On May 18, Teofilo Ruiz, Professor of History at the University of California, Los Angeles, took the Wriston Auditorium stage to present a lecture entitled “1492: The History of the Vanquished.” As we all know, 1492 was the year Christopher Columbus sailed to the Americas and spread the news that he had “discovered” something great. Ruiz, however, told the story from a different perspective—the perspective of the vanquished. To be more exact, Ruiz told the stories of the Aztec, Muslim and Jewish people of Spain and Mexico and what these people suffered as a result of the “finding” of the Americas.
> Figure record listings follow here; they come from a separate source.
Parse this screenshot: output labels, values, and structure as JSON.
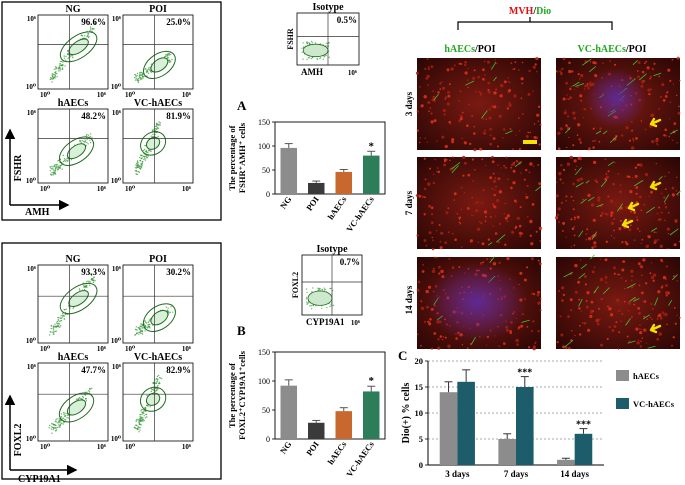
{
  "flow_top": {
    "axis_labels": {
      "y": "FSHR",
      "x": "AMH"
    },
    "tick_labels": {
      "y_top": "10⁶",
      "y_bottom": "10⁰",
      "x_left": "10⁰",
      "x_right": "10⁶"
    },
    "panels": [
      {
        "name": "NG",
        "percent": "96.6%"
      },
      {
        "name": "POI",
        "percent": "25.0%"
      },
      {
        "name": "hAECs",
        "percent": "48.2%"
      },
      {
        "name": "VC-hAECs",
        "percent": "81.9%"
      }
    ],
    "isotype": {
      "name": "Isotype",
      "percent": "0.5%",
      "ylabel": "FSHR",
      "xlabel": "AMH"
    }
  },
  "flow_bottom": {
    "axis_labels": {
      "y": "FOXL2",
      "x": "CYP19A1"
    },
    "tick_labels": {
      "y_top": "10⁶",
      "y_bottom": "10⁰",
      "x_left": "10⁰",
      "x_right": "10⁶"
    },
    "panels": [
      {
        "name": "NG",
        "percent": "93.3%"
      },
      {
        "name": "POI",
        "percent": "30.2%"
      },
      {
        "name": "hAECs",
        "percent": "47.7%"
      },
      {
        "name": "VC-hAECs",
        "percent": "82.9%"
      }
    ],
    "isotype": {
      "name": "Isotype",
      "percent": "0.7%",
      "ylabel": "FOXL2",
      "xlabel": "CYP19A1"
    }
  },
  "panel_letters": {
    "a": "A",
    "b": "B",
    "c": "C"
  },
  "micro": {
    "title_mvh": "MVH",
    "title_sep": "/",
    "title_dio": "Dio",
    "col_left": {
      "part1": "hAECs",
      "part2": "/POI"
    },
    "col_right": {
      "part1": "VC-hAECs",
      "part2": "/POI"
    },
    "rows": [
      "3 days",
      "7 days",
      "14 days"
    ]
  },
  "chart_data": [
    {
      "id": "A",
      "type": "bar",
      "categories": [
        "NG",
        "POI",
        "hAECs",
        "VC-hAECs"
      ],
      "values": [
        96,
        23,
        46,
        80
      ],
      "errors": [
        9,
        4,
        5,
        9
      ],
      "significance": [
        "",
        "",
        "",
        "*"
      ],
      "colors": [
        "#8c8c8c",
        "#3a3a3a",
        "#c8682e",
        "#2e7d5a"
      ],
      "ylabel_line1": "The percentage of",
      "ylabel_line2": "FSHR⁺AMH⁺ cells",
      "ylim": [
        0,
        150
      ],
      "yticks": [
        0,
        50,
        100,
        150
      ]
    },
    {
      "id": "B",
      "type": "bar",
      "categories": [
        "NG",
        "POI",
        "hAECs",
        "VC-hAECs"
      ],
      "values": [
        92,
        28,
        48,
        82
      ],
      "errors": [
        10,
        4,
        6,
        9
      ],
      "significance": [
        "",
        "",
        "",
        "*"
      ],
      "colors": [
        "#8c8c8c",
        "#3a3a3a",
        "#c8682e",
        "#2e7d5a"
      ],
      "ylabel_line1": "The percentage of",
      "ylabel_line2": "FOXL2⁺CYP19A1⁺cells",
      "ylim": [
        0,
        150
      ],
      "yticks": [
        0,
        50,
        100,
        150
      ]
    },
    {
      "id": "C",
      "type": "bar",
      "categories": [
        "3 days",
        "7 days",
        "14 days"
      ],
      "series": [
        {
          "name": "hAECs",
          "values": [
            14,
            5,
            1
          ],
          "errors": [
            2,
            1,
            0.3
          ],
          "color": "#8c8c8c"
        },
        {
          "name": "VC-hAECs",
          "values": [
            16,
            15,
            6
          ],
          "errors": [
            2.3,
            2,
            1
          ],
          "color": "#1d5d6b",
          "significance": [
            "",
            "***",
            "***"
          ]
        }
      ],
      "ylabel": "Dio(+) % cells",
      "ylim": [
        0,
        20
      ],
      "yticks": [
        0,
        5,
        10,
        15,
        20
      ]
    }
  ]
}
Ruiz began with the Muslims of the Iberian Peninsula, who crossed the Gibraltar Strait in 711 C.E. to conquer the empire of present-day Spain. They lived in relative harmony with the surrounding populations, and the Jewish people who inhabited the same area flourished under Islamic rule. This peace was disturbed when the Muslim kingdoms crumbled and Christian armies defeated them. Both sides had violently pursued attacks on the other, and this situation would only inflate as time went on. At this point, around 1212 C.E., there was a question of who would control the peninsula. A fear of miscegenation arose and Muslims and Jews began to be targeted for their faith—being sold into slavery and expelled from the land. In the year 1480, King Ferdinand and Queen Isabella of Spain conquered Granada, one of the only remaining cities under Islamic control. Though the Muslims here were promised certain rights under a treaty, these freedoms were not carried through. In 1492, 8,000 Jews fled Spain because they would not convert to Christianity.
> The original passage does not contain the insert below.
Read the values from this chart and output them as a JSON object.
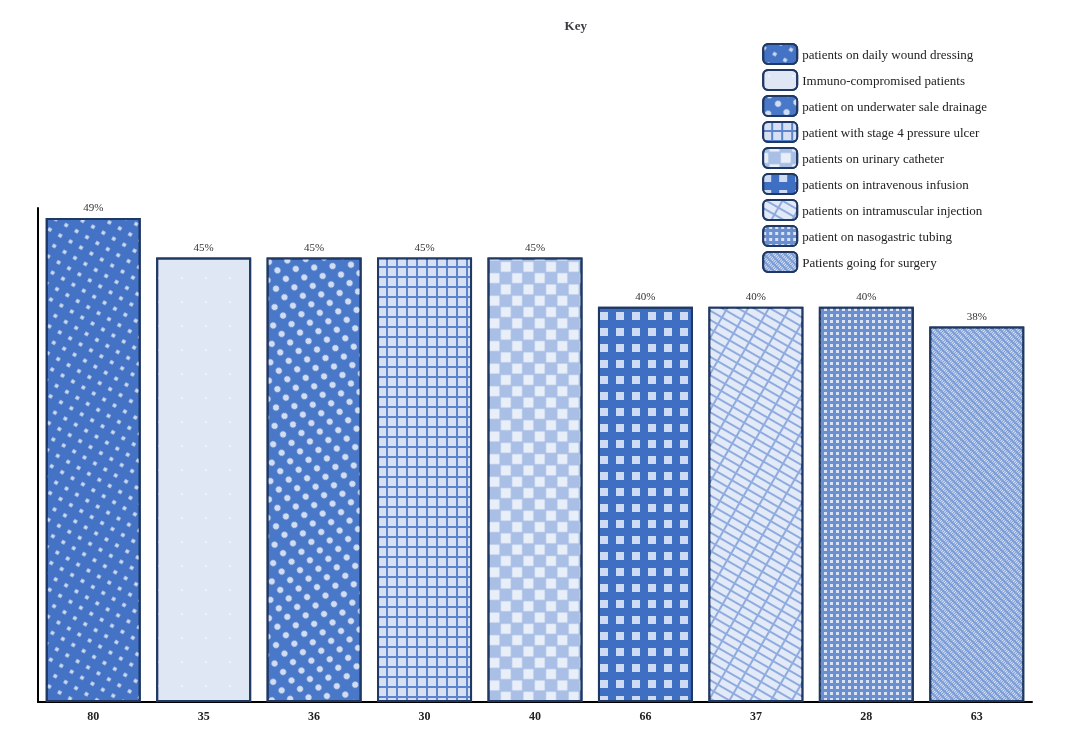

The same path of destruction ensued from 1517-1520 when Columbus and other Spaniards encountered the Aztec population of Mexico. The Aztec civilization—which was bright, civilized and dominant—was undermined by the Spaniards and their allies, and collapsed and was lost as a result.
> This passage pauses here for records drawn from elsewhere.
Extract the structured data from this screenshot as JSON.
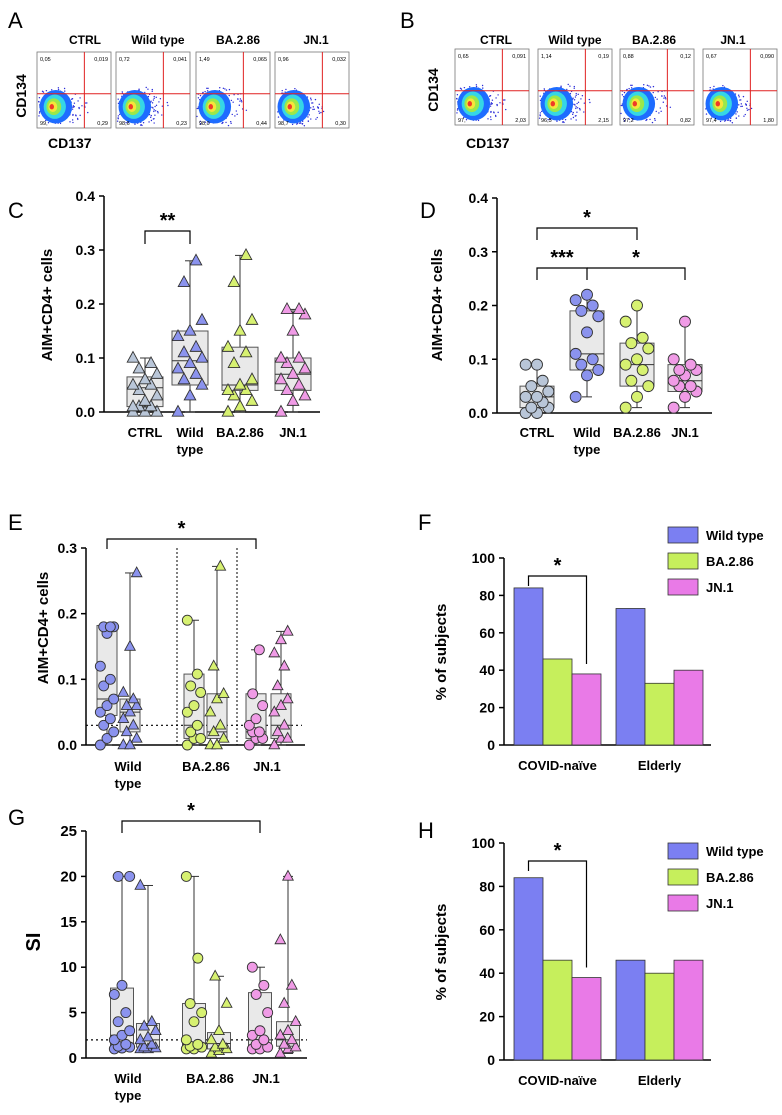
{
  "figure": {
    "letters": {
      "A": "A",
      "B": "B",
      "C": "C",
      "D": "D",
      "E": "E",
      "F": "F",
      "G": "G",
      "H": "H"
    }
  },
  "colors": {
    "wt": "#8b93ee",
    "ba": "#d7f171",
    "jn": "#f09be6",
    "ctrl": "#b9c6d8",
    "bar_wt": "#7b7ff2",
    "bar_ba": "#c6ef5c",
    "bar_jn": "#e97ae7"
  },
  "flow": {
    "A": {
      "ylabel": "CD134",
      "xlabel": "CD137",
      "headers": [
        "CTRL",
        "Wild type",
        "BA.2.86",
        "JN.1"
      ],
      "quads": [
        {
          "ul": "0,05",
          "ur": "0,019",
          "ll": "99,",
          "lr": "0,29"
        },
        {
          "ul": "0,72",
          "ur": "0,041",
          "ll": "98,6",
          "lr": "0,23"
        },
        {
          "ul": "1,49",
          "ur": "0,065",
          "ll": "98,0",
          "lr": "0,44"
        },
        {
          "ul": "0,96",
          "ur": "0,032",
          "ll": "98,7",
          "lr": "0,30"
        }
      ]
    },
    "B": {
      "ylabel": "CD134",
      "xlabel": "CD137",
      "headers": [
        "CTRL",
        "Wild type",
        "BA.2.86",
        "JN.1"
      ],
      "quads": [
        {
          "ul": "0,65",
          "ur": "0,091",
          "ll": "97,",
          "lr": "2,03"
        },
        {
          "ul": "1,14",
          "ur": "0,19",
          "ll": "96,5",
          "lr": "2,15"
        },
        {
          "ul": "0,88",
          "ur": "0,12",
          "ll": "97,2",
          "lr": "0,82"
        },
        {
          "ul": "0,67",
          "ur": "0,090",
          "ll": "97,4",
          "lr": "1,80"
        }
      ]
    }
  },
  "chart_data": [
    {
      "panel": "C",
      "type": "box",
      "ylabel": "AIM+CD4+ cells",
      "ylim": [
        0,
        0.4
      ],
      "yticks": [
        "0.0",
        "0.1",
        "0.2",
        "0.3",
        "0.4"
      ],
      "categories": [
        "CTRL",
        "Wild type",
        "BA.2.86",
        "JN.1"
      ],
      "boxes": [
        {
          "name": "CTRL",
          "min": 0.0,
          "q1": 0.01,
          "median": 0.045,
          "q3": 0.065,
          "max": 0.1,
          "points": [
            0.0,
            0.0,
            0.0,
            0.01,
            0.01,
            0.01,
            0.02,
            0.03,
            0.04,
            0.05,
            0.05,
            0.06,
            0.07,
            0.08,
            0.09,
            0.1
          ]
        },
        {
          "name": "Wild type",
          "min": 0.0,
          "q1": 0.05,
          "median": 0.095,
          "q3": 0.15,
          "max": 0.28,
          "points": [
            0.0,
            0.03,
            0.05,
            0.06,
            0.07,
            0.08,
            0.09,
            0.1,
            0.11,
            0.12,
            0.14,
            0.15,
            0.17,
            0.24,
            0.28
          ]
        },
        {
          "name": "BA.2.86",
          "min": 0.0,
          "q1": 0.04,
          "median": 0.05,
          "q3": 0.12,
          "max": 0.29,
          "points": [
            0.0,
            0.01,
            0.02,
            0.03,
            0.04,
            0.04,
            0.05,
            0.06,
            0.09,
            0.11,
            0.12,
            0.15,
            0.17,
            0.24,
            0.29
          ]
        },
        {
          "name": "JN.1",
          "min": 0.0,
          "q1": 0.04,
          "median": 0.07,
          "q3": 0.1,
          "max": 0.19,
          "points": [
            0.0,
            0.02,
            0.03,
            0.04,
            0.05,
            0.06,
            0.07,
            0.08,
            0.09,
            0.1,
            0.1,
            0.15,
            0.18,
            0.19,
            0.19
          ]
        }
      ],
      "significance": [
        {
          "from": "CTRL",
          "to": "Wild type",
          "label": "**"
        }
      ]
    },
    {
      "panel": "D",
      "type": "box",
      "ylabel": "AIM+CD4+ cells",
      "ylim": [
        0,
        0.4
      ],
      "yticks": [
        "0.0",
        "0.1",
        "0.2",
        "0.3",
        "0.4"
      ],
      "categories": [
        "CTRL",
        "Wild type",
        "BA.2.86",
        "JN.1"
      ],
      "boxes": [
        {
          "name": "CTRL",
          "min": 0.0,
          "q1": 0.01,
          "median": 0.03,
          "q3": 0.05,
          "max": 0.09,
          "points": [
            0.0,
            0.0,
            0.01,
            0.01,
            0.02,
            0.03,
            0.03,
            0.04,
            0.05,
            0.06,
            0.09,
            0.09
          ]
        },
        {
          "name": "Wild type",
          "min": 0.03,
          "q1": 0.08,
          "median": 0.11,
          "q3": 0.19,
          "max": 0.22,
          "points": [
            0.03,
            0.07,
            0.08,
            0.09,
            0.1,
            0.11,
            0.15,
            0.18,
            0.19,
            0.2,
            0.21,
            0.22
          ]
        },
        {
          "name": "BA.2.86",
          "min": 0.01,
          "q1": 0.05,
          "median": 0.09,
          "q3": 0.13,
          "max": 0.2,
          "points": [
            0.01,
            0.03,
            0.05,
            0.06,
            0.08,
            0.09,
            0.1,
            0.12,
            0.13,
            0.14,
            0.17,
            0.2
          ]
        },
        {
          "name": "JN.1",
          "min": 0.01,
          "q1": 0.04,
          "median": 0.06,
          "q3": 0.09,
          "max": 0.17,
          "points": [
            0.01,
            0.03,
            0.04,
            0.05,
            0.05,
            0.06,
            0.07,
            0.08,
            0.08,
            0.09,
            0.1,
            0.17
          ]
        }
      ],
      "significance": [
        {
          "from": "CTRL",
          "to": "Wild type",
          "label": "***"
        },
        {
          "from": "Wild type",
          "to": "JN.1",
          "label": "*"
        },
        {
          "from": "CTRL",
          "to": "BA.2.86",
          "label": "*"
        }
      ]
    },
    {
      "panel": "E",
      "type": "box",
      "ylabel": "AIM+CD4+ cells",
      "ylim": [
        0,
        0.3
      ],
      "yticks": [
        "0.0",
        "0.1",
        "0.2",
        "0.3"
      ],
      "categories": [
        "Wild type",
        "BA.2.86",
        "JN.1"
      ],
      "threshold": 0.03,
      "boxes": [
        {
          "name": "Wild type · COVID-naïve",
          "shape": "circle",
          "min": 0.0,
          "q1": 0.045,
          "median": 0.07,
          "q3": 0.182,
          "max": 0.182,
          "points": [
            0.0,
            0.01,
            0.02,
            0.03,
            0.04,
            0.05,
            0.06,
            0.07,
            0.09,
            0.1,
            0.12,
            0.17,
            0.18,
            0.18,
            0.18
          ]
        },
        {
          "name": "Wild type · Elderly",
          "shape": "triangle",
          "min": 0.0,
          "q1": 0.02,
          "median": 0.05,
          "q3": 0.07,
          "max": 0.262,
          "points": [
            0.0,
            0.0,
            0.01,
            0.02,
            0.03,
            0.04,
            0.05,
            0.06,
            0.06,
            0.07,
            0.08,
            0.15,
            0.262
          ]
        },
        {
          "name": "BA.2.86 · COVID-naïve",
          "shape": "circle",
          "min": 0.0,
          "q1": 0.01,
          "median": 0.03,
          "q3": 0.108,
          "max": 0.19,
          "points": [
            0.0,
            0.01,
            0.01,
            0.02,
            0.03,
            0.05,
            0.06,
            0.08,
            0.09,
            0.108,
            0.19
          ]
        },
        {
          "name": "BA.2.86 · Elderly",
          "shape": "triangle",
          "min": 0.0,
          "q1": 0.01,
          "median": 0.02,
          "q3": 0.078,
          "max": 0.272,
          "points": [
            0.0,
            0.0,
            0.01,
            0.02,
            0.03,
            0.05,
            0.07,
            0.078,
            0.12,
            0.272
          ]
        },
        {
          "name": "JN.1 · COVID-naïve",
          "shape": "circle",
          "min": 0.0,
          "q1": 0.01,
          "median": 0.02,
          "q3": 0.078,
          "max": 0.145,
          "points": [
            0.0,
            0.01,
            0.01,
            0.02,
            0.02,
            0.03,
            0.04,
            0.06,
            0.078,
            0.145
          ]
        },
        {
          "name": "JN.1 · Elderly",
          "shape": "triangle",
          "min": 0.0,
          "q1": 0.01,
          "median": 0.03,
          "q3": 0.078,
          "max": 0.173,
          "points": [
            0.0,
            0.01,
            0.01,
            0.02,
            0.03,
            0.05,
            0.06,
            0.07,
            0.09,
            0.12,
            0.14,
            0.16,
            0.173
          ]
        }
      ],
      "significance": [
        {
          "from": "Wild type",
          "to": "JN.1",
          "label": "*"
        }
      ]
    },
    {
      "panel": "F",
      "type": "bar",
      "ylabel": "% of subjects",
      "ylim": [
        0,
        100
      ],
      "yticks": [
        "0",
        "20",
        "40",
        "60",
        "80",
        "100"
      ],
      "categories": [
        "COVID-naïve",
        "Elderly"
      ],
      "series": [
        {
          "name": "Wild type",
          "values": [
            84,
            73
          ]
        },
        {
          "name": "BA.2.86",
          "values": [
            46,
            33
          ]
        },
        {
          "name": "JN.1",
          "values": [
            38,
            40
          ]
        }
      ],
      "legend": "top-right",
      "significance": [
        {
          "group": "COVID-naïve",
          "from": "Wild type",
          "to": "JN.1",
          "label": "*"
        }
      ]
    },
    {
      "panel": "G",
      "type": "box",
      "ylabel": "SI",
      "ylim": [
        0,
        25
      ],
      "yticks": [
        "0",
        "5",
        "10",
        "15",
        "20",
        "25"
      ],
      "categories": [
        "Wild type",
        "BA.2.86",
        "JN.1"
      ],
      "threshold": 2,
      "boxes": [
        {
          "name": "Wild type · COVID-naïve",
          "shape": "circle",
          "min": 1,
          "q1": 1.3,
          "median": 2.5,
          "q3": 7.7,
          "max": 20,
          "points": [
            1,
            1.1,
            1.2,
            1.3,
            1.5,
            2,
            2.5,
            3,
            4,
            5,
            7,
            8,
            20,
            20
          ]
        },
        {
          "name": "Wild type · Elderly",
          "shape": "triangle",
          "min": 1,
          "q1": 1.2,
          "median": 2,
          "q3": 3.8,
          "max": 19,
          "points": [
            1,
            1,
            1.1,
            1.2,
            1.5,
            2,
            2.3,
            3,
            3.5,
            4,
            19
          ]
        },
        {
          "name": "BA.2.86 · COVID-naïve",
          "shape": "circle",
          "min": 1,
          "q1": 1.2,
          "median": 1.5,
          "q3": 6,
          "max": 20,
          "points": [
            1,
            1,
            1.2,
            1.3,
            1.5,
            2,
            4,
            5,
            6,
            11,
            20
          ]
        },
        {
          "name": "BA.2.86 · Elderly",
          "shape": "triangle",
          "min": 0.5,
          "q1": 1,
          "median": 1.6,
          "q3": 2.8,
          "max": 9,
          "points": [
            0.5,
            0.8,
            1,
            1.2,
            1.5,
            2,
            3,
            6,
            9
          ]
        },
        {
          "name": "JN.1 · COVID-naïve",
          "shape": "circle",
          "min": 1,
          "q1": 1.2,
          "median": 2,
          "q3": 7.2,
          "max": 10,
          "points": [
            1,
            1,
            1.2,
            1.5,
            2,
            2.5,
            3,
            5,
            7,
            8,
            10
          ]
        },
        {
          "name": "JN.1 · Elderly",
          "shape": "triangle",
          "min": 0.5,
          "q1": 1.3,
          "median": 2,
          "q3": 4,
          "max": 20,
          "points": [
            0.5,
            1,
            1.2,
            1.5,
            2,
            2.5,
            3,
            4,
            6,
            8,
            13,
            20
          ]
        }
      ],
      "significance": [
        {
          "from": "Wild type",
          "to": "JN.1",
          "label": "*"
        }
      ]
    },
    {
      "panel": "H",
      "type": "bar",
      "ylabel": "% of subjects",
      "ylim": [
        0,
        100
      ],
      "yticks": [
        "0",
        "20",
        "40",
        "60",
        "80",
        "100"
      ],
      "categories": [
        "COVID-naïve",
        "Elderly"
      ],
      "series": [
        {
          "name": "Wild type",
          "values": [
            84,
            46
          ]
        },
        {
          "name": "BA.2.86",
          "values": [
            46,
            40
          ]
        },
        {
          "name": "JN.1",
          "values": [
            38,
            46
          ]
        }
      ],
      "legend": "top-right",
      "significance": [
        {
          "group": "COVID-naïve",
          "from": "Wild type",
          "to": "JN.1",
          "label": "*"
        }
      ]
    }
  ]
}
Ruiz’s message for the audience was that great things may happen in history, but they are often founded on the demise of other people. This is true of the Muslims and Jews of the Iberian Peninsula, and the Aztecs of Mexico. He urged the audience to be thorough in their research and to recognize that advancement for one is often destruction for another. As students and researchers, it is our responsibility to history to internalize this truth.